Évangile: Jean 20, 19-21 et 26 [PBJ 1621]. Apparition du Christ aux disciples. « Le soir de ce même jour, le premier de la semaine, toutes portes étant closes…Il leur dit encore une fois : Paix soit à vous »
La majeur (A), C et 3/4 (piano). 111 mesures
BGA (Jg XVI - 1868), pages 234-245
NEUMANN: Deux thèmes et parties instrumentales (structures ABABABABAB). Arioso (basse) et parties vocales Sopran, Alt, Tenor
SCHMIEDER: Sopr., Alto, Ten.; Basso; Flauto traverso, Ob. d’amore I, II ; Viol. I, II, Vla., Org. e Cont.
BASSO [Jean-Sébastien Bach, tome II, pages 328-329]: « …La forme de cette page est absolument unique, combinant des éléments obéissant aux chiffres 3 et 4 et à leurs multiples (8, 12, 16) et portant, par conséquent, une attention voulue à leur valeur symbolique… Ajoutons que dans chacune des interventions de la basse soliste, l’invocation « La paix soit avec vous » est répétée trois fois et que le chœur chante toujours à trois voix. La structure, donc, est donnée par une séquence d’épisodes proposés alternativement et diversement caractérisés également sous l’angle dynamique ; les intervention du soliste sont calmes, solennelles, en style arioso ; celles du chœur animées et vibrantes, tantôt en accords, tantôt en imitation… »

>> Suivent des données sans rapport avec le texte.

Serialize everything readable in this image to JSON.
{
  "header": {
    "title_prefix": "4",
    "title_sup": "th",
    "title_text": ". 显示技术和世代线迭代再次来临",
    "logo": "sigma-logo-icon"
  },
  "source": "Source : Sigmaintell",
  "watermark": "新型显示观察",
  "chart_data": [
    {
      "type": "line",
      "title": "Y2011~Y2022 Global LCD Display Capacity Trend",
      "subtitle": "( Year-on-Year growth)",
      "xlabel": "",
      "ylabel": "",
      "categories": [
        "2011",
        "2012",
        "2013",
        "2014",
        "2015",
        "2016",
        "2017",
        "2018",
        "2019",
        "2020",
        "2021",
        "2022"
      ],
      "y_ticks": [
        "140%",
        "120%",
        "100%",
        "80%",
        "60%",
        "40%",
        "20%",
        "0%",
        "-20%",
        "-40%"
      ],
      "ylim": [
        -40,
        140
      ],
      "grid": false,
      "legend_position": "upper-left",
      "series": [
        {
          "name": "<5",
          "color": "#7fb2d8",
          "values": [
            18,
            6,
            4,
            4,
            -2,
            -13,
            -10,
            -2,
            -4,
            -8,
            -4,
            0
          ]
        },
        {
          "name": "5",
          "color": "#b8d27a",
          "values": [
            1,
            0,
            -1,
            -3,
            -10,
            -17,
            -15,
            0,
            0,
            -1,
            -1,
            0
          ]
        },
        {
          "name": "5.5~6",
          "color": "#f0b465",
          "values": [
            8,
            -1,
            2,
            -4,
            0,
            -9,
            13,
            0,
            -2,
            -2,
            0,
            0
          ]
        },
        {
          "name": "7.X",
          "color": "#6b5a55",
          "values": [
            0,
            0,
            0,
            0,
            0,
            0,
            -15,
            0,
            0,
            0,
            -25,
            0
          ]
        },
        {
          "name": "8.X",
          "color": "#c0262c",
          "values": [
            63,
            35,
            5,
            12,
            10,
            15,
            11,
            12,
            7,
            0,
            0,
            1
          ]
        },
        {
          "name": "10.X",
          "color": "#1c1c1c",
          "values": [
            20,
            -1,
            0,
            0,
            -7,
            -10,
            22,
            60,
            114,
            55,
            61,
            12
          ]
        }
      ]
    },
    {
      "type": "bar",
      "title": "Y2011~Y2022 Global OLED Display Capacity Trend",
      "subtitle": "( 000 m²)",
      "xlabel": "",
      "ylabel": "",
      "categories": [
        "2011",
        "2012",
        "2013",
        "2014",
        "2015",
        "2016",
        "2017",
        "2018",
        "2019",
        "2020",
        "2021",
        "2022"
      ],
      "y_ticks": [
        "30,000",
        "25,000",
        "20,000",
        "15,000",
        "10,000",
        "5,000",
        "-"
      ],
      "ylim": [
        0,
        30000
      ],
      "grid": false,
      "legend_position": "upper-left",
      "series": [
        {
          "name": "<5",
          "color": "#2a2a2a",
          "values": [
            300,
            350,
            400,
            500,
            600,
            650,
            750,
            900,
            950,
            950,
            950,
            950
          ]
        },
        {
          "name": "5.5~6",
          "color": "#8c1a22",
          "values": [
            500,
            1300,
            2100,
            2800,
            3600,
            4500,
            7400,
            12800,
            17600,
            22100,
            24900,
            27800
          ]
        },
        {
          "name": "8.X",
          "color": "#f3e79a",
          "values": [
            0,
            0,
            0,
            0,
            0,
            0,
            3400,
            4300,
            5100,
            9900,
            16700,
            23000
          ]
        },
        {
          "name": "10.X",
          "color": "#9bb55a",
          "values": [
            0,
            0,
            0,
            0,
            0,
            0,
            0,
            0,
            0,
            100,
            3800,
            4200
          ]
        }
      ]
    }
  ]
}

FINSCHER: «…page pratiquement unique dans l’œuvre de Bach, que l’ action atteint son point culminant: au tumulte du combat figuré par le prélude pour les instruments à cordes répond la « Vox Christi » par une parole de bénédiction répétée à trois reprises et accompagnée de mystérieux accents des bois ; puis le chœur s’engage lui aussi dans la lutte et fait retentir ses strophes de cantique au sein même du tumulte des cordes, ne cessant de profiter du renfort des paroles de paix de la « Vox Christi », sur lesquelles s’achève ce morceau splendide ».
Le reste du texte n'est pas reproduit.